Hoping to tame the torrent of data churning out of biology labs, the National Institutes of Health (NIH) today announced $32 million in awards in 2014 to help researchers develop ways to analyze and use large biological data sets.
The awards come out of NIH’s Big Data to Knowledge (BD2K) initiative, announced last year after NIH concluded it needed to invest more in efforts to use the growing number of data sets—from genomics, proteins, and imaging to patient records—that biomedical researchers are amassing. For example, in one such “dry biology” project, researchers mixed public data on gene expression in cells and patients with diseases to predict new uses for existing drugs.
The BD2K awards “will help us overcome the obstacles to maximizing the utility of the mammoth data sets that are emerging at an accelerated pace,” said NIH Director Francis Collins in a call today with reporters. The grants, he said, will support computational tools, software, standards, and methods for sharing and using large data sets.
Eleven centers of excellence will receive $2 million to $3 million a year over 4 years to develop tools and methods for everything from modeling cell signaling in cancer to integrating data from mobile sensors worn by volunteers in health studies. Another center award will support a global brain data-collection effort called ENIGMA, which aims to unearth the genetic roots of psychiatric disorders.

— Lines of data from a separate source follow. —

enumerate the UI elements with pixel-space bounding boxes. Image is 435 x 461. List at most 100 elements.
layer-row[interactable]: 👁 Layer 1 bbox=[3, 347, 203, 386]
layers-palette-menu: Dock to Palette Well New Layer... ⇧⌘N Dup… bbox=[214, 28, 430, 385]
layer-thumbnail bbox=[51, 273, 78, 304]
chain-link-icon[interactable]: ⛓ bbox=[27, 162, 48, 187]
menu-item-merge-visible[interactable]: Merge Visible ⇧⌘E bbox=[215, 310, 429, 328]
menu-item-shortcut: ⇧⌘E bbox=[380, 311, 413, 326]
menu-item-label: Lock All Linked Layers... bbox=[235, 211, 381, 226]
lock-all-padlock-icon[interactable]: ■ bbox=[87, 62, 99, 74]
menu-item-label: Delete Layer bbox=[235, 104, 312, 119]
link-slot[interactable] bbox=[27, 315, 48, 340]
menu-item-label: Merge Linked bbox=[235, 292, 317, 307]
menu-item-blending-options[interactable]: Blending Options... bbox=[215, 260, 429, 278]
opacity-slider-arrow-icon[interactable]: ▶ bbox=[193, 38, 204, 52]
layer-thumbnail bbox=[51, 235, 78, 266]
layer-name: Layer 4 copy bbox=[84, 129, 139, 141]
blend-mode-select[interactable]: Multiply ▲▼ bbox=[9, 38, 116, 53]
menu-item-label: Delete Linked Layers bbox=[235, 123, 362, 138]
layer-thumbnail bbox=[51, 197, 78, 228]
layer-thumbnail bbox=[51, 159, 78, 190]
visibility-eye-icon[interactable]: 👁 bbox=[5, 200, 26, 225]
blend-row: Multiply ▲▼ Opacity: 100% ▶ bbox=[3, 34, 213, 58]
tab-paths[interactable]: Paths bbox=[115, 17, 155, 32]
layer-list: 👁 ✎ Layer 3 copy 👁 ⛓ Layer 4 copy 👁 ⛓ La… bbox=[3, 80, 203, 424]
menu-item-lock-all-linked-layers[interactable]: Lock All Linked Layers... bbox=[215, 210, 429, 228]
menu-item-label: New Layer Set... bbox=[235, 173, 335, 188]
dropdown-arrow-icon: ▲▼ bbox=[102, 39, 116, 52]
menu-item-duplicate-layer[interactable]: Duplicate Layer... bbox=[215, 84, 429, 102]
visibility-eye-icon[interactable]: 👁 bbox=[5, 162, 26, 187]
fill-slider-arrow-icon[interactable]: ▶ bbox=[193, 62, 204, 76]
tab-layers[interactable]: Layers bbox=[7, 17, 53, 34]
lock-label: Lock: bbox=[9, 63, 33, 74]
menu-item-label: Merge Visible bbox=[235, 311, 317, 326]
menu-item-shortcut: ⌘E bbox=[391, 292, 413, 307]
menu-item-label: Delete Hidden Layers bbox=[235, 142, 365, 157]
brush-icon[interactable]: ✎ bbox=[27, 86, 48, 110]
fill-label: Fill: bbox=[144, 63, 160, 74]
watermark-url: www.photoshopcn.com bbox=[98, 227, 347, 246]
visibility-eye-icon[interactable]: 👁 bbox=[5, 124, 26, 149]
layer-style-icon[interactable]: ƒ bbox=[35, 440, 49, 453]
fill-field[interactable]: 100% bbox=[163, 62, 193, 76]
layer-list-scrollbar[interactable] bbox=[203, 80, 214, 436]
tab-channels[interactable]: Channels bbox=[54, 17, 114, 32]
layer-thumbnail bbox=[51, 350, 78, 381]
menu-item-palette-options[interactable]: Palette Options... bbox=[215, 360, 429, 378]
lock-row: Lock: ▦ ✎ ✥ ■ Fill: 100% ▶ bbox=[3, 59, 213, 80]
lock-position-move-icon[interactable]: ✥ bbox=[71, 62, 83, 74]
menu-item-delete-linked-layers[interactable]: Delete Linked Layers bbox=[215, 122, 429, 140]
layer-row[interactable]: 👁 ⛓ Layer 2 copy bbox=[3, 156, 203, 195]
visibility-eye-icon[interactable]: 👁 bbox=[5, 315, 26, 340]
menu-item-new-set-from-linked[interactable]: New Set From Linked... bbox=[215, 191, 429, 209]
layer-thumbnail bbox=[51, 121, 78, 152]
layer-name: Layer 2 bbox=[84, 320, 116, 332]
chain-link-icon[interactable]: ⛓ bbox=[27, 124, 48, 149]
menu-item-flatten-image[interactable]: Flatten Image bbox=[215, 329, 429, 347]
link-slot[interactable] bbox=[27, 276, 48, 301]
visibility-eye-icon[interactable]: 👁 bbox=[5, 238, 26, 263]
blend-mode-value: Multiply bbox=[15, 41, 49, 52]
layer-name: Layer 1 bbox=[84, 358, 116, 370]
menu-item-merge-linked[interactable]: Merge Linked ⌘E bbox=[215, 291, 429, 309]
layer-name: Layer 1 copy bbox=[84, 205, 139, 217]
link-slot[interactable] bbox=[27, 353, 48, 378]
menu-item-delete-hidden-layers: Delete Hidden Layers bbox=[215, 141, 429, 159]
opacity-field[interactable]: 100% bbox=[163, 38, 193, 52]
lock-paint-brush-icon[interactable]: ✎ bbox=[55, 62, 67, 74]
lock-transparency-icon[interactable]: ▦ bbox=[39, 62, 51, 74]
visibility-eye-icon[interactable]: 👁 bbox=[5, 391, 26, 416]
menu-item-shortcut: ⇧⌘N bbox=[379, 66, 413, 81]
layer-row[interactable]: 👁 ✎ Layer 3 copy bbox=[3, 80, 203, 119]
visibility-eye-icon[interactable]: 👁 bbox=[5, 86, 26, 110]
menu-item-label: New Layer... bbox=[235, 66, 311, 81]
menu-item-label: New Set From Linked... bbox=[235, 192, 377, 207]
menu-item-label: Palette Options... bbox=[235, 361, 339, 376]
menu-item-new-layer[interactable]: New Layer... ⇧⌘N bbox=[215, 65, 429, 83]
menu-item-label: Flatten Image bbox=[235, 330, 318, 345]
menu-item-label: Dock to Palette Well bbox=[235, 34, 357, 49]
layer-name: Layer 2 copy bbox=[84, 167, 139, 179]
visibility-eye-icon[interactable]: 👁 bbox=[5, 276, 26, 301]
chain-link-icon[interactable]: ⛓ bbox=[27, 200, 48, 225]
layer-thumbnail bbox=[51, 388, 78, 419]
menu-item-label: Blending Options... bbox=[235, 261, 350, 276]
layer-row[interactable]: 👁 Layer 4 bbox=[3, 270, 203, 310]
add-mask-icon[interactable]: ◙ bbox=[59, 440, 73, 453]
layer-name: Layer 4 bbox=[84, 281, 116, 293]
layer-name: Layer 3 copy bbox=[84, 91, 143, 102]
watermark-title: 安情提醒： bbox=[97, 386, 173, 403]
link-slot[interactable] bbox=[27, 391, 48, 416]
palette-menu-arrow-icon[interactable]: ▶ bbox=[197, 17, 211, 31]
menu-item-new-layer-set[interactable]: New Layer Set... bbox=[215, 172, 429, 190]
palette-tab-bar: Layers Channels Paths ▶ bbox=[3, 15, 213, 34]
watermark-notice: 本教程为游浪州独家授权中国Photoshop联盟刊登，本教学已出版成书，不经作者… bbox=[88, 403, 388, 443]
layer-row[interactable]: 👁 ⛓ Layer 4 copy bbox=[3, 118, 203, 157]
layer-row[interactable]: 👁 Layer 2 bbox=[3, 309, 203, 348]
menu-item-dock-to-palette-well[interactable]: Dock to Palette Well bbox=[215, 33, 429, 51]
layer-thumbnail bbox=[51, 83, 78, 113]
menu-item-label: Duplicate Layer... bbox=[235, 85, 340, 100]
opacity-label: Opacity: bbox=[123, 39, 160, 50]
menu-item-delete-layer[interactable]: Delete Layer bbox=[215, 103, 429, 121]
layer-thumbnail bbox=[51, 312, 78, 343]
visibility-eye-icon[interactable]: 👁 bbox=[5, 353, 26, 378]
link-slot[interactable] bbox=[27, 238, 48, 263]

One of ENIGMA’s aims is to allow neuroscientists and geneticists to pool hundreds of thousands of DNA samples in the hope of finding genetic variants underlying diseases such as major depressive disorder. Smaller studies have failed to turn up anything of statistical significance for this disorder, perhaps because many different genes contribute minute effects to depression risk that have previously been too small to detect, says Paul Thompson, a neuroscientist at the University of Southern California in Los Angeles. He will lead the ENIGMA Center for Worldwide Medicine, Imaging and Genomics.
Neuroimaging studies have also long struggled with insufficient data, says Hugh Garavan, a cognitive neuroscientist at the University of Vermont in Burlington who recently joined ENIGMA. Roughly “95% of all imaging studies have maybe 20 participants per group,” largely because of the cost of brain scans, which can run roughly $500 to $600 per person, he says. Garavan’s group plans to use the pooled data to explore the genetics and neurobiology of addiction, he says.
ENIGMA may also help scientists study differences in the thickness of the human cortex, the wrinkly layer of tissue that lies on the brain’s surface and performs most of our higher-level thinking. Normally, it takes at least 24 hours to extract information about the cortex’s thickness from an MRI scan—one must digitally strip off the skull, separate the white matter from the gray matter, and delete the cerebrospinal fluid. Access to supercomputer clusters will allow neuroscientists to process much more quickly that type of data set for hundreds of thousands of patients, he says.
Although bigger data sets do raise a risk of getting more false positive results and missing rare variants, overall the data-pooling strategy “makes perfect sense,” says psychiatrist Jack McClellan of Seattle Children’s Hospital in Washington, who is not involved in the ENIGMA project.
The BD2K program will also fund a “data discovery” coordinating center at the University of California, San Diego, that will work with projects at eight other institutions to find ways to make it easier for researchers to find and use data sets. Right now, “you can’t Google scientific data very successfully,” says Philip Bourne, who this past January became the first NIH associate director for data science.
Finally, a set of training awards will support courses and the work of young scientists working on big data projects.
NIH expects to commit a total of $656 million by 2020 to the BD2K initiative.